Associate professor Au receives two awards to study human genome
Because it holds a wealth of information about human development, physiology, medicine and evolution, the human genome is the source researchers go to to understand the genetic makeup of humans, the many aspects of human health and the hereditary conditions and markers for disease predisposition. Yet, at 3.2 billion base pairs long and with many different areas of interest, accessing the wealth of information stored inside the human genome remains an imposing task due to sheer volume and errors associated with sequencing repetitive portions of DNA.
Researchers like Kin Fai Au, PhD, associate professor of Biomedical Informatics in The Ohio State University College of Medicine, hope that refining the sequencing process will lead to new discoveries about human health during development. He has proposed the use of third-generation sequencing to more accurately read and alter the genome, which earned him two R01 grants, one from the National Human Genome Research Institute (NHGRI) and another from the National Institute of General Medical Sciences (NIGMS), to continue his research into transcriptome and epigenetics of these challenging but biomedically significant genomic loci, respectively.
Dr. Au’s research sponsored by the NHGRI will focus on quantification errors associated with sequencing repetitive genes by developing a set of approaches to integrate high-throughput sequencing data of different lengths. To develop a new approach for this analysis, Dr. Au will begin by determining which genes and the corresponding data create the highest estimation errors; these will act as test cases for the software. He will then construct an approach that integrates short reads and long reads to merge the benefits of each type and decrease the errors. This new approach will then be used to analyze human embryonic stem cells with three different lineages and create a co-expression network for functional analysis.
This research goes hand in hand with Dr. Au’s research sponsored by the NIGMS grant, which will support Dr. Au and his colleagues developing a novel sequencing approach and bioinformatics method to analyze epigenetics complexity, especially on the repetitive genome elements. These elements, along with allele-specific and strand-specific events, have a significant impact on the genotype of a human embryonic stem cell.

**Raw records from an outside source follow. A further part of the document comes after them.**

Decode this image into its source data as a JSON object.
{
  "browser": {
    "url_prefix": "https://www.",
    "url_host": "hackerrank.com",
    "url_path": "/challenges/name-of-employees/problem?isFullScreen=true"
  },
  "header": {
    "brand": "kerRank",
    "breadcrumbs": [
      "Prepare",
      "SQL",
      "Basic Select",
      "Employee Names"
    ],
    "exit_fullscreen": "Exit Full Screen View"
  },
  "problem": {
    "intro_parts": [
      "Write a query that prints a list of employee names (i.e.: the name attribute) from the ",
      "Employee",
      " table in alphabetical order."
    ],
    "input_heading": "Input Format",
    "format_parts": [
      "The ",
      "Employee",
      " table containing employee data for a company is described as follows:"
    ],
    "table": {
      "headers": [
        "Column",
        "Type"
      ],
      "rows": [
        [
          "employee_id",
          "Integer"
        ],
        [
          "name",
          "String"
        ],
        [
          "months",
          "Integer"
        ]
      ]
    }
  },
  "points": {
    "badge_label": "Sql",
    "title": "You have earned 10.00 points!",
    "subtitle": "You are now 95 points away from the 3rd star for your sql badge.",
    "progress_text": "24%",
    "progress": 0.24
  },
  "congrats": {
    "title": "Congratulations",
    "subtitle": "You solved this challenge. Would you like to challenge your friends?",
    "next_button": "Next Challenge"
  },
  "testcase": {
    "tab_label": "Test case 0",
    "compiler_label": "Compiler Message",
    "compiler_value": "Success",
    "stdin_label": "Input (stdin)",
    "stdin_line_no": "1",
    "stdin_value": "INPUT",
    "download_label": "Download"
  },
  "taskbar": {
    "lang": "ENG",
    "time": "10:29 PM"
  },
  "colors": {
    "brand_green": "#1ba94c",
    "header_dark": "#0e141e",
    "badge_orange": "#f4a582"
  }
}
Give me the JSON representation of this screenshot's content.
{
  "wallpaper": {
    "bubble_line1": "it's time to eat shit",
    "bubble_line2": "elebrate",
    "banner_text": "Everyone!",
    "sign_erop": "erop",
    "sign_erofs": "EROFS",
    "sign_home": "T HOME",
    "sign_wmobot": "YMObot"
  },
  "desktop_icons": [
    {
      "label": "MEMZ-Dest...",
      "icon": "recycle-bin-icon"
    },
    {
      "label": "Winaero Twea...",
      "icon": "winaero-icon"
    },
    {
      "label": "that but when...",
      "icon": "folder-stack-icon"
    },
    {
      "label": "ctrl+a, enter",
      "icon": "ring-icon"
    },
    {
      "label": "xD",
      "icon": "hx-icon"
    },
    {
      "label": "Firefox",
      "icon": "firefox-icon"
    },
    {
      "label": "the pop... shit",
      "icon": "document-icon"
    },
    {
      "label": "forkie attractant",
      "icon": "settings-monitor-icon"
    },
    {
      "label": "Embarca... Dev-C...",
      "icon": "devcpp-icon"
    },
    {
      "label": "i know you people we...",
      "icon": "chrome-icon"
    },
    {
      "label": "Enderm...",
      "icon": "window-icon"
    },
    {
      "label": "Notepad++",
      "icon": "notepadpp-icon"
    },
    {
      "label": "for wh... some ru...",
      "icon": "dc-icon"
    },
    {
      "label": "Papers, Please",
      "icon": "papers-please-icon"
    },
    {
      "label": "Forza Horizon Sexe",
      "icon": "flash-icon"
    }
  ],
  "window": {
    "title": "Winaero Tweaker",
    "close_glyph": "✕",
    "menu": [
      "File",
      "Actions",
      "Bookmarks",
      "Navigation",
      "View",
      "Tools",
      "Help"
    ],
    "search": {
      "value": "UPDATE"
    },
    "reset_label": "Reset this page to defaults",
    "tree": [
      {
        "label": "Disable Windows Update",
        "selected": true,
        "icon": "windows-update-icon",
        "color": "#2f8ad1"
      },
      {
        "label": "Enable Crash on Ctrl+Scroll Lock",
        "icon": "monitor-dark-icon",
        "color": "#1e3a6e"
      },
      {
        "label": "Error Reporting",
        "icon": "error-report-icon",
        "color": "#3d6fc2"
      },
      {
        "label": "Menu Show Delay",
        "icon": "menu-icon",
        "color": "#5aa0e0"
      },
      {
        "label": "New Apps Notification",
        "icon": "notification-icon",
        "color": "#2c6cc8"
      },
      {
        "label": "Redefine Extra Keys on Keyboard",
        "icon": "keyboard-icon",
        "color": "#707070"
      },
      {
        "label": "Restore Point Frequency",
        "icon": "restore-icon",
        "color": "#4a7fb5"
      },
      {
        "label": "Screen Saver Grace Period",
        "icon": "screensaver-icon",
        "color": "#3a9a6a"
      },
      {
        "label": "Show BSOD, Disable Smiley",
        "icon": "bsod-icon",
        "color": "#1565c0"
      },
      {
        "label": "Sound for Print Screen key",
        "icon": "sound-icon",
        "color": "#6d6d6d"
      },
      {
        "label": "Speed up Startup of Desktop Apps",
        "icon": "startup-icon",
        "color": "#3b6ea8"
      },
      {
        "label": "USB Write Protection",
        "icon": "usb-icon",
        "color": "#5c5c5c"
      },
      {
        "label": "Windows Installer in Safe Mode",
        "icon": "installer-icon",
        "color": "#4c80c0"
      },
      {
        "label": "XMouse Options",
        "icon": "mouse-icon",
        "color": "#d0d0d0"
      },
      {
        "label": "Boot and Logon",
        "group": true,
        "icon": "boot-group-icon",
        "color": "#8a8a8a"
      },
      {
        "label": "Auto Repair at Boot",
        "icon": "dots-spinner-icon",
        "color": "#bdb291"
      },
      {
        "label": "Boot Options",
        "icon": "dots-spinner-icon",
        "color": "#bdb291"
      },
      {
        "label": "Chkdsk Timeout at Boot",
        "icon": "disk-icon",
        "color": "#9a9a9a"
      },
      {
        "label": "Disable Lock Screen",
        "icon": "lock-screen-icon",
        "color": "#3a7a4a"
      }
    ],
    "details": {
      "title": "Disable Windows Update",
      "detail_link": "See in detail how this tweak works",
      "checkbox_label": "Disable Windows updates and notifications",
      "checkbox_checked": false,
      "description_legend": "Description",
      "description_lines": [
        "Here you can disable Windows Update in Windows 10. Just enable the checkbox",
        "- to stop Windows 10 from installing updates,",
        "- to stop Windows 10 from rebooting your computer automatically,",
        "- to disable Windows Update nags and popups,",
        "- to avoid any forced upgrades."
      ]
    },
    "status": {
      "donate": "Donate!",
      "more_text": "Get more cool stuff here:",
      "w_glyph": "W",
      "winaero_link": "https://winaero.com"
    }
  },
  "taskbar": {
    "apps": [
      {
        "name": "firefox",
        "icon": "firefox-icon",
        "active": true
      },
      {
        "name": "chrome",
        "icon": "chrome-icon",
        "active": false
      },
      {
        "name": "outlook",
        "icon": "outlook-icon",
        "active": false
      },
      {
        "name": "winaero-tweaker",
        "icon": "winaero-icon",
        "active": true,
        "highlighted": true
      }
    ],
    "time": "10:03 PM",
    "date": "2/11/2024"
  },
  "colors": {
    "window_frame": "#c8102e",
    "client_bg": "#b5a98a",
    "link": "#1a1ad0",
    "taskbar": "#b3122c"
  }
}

To investigate the major type of repetitive elements, including transposable elements, Dr. Au and his colleagues will begin by exploring epigenetic regulation of these elements in stem cells and primordial germ cells. As 43% of the human genome comprises elements that can be transposed with varying degrees of stability, it is important to understand how to regulate such a process, especially the impact of regulation on genome integrity during early embryonic development. Next, they will establish an allele-specific epigenome and the strand-specific epigenome, which will establish more in-depth and precise understanding of the epigenome dynamics.
Dr. Au’s research is integral to learning more about how to sequence and characterize the transcriptome and epigenome of human stem cells. By being able to accurately capture the structure and function of the human genome in both long repeats and transposable elements, more avenues of stem cell research open.
“By developing both experimental assays plus computational software, we offer an innovative toolkit to achieve these long-standing problems,” says Dr. Au. “The innovation of technology and methodology, and the significance of the biology, are the most exciting aspect of this research.”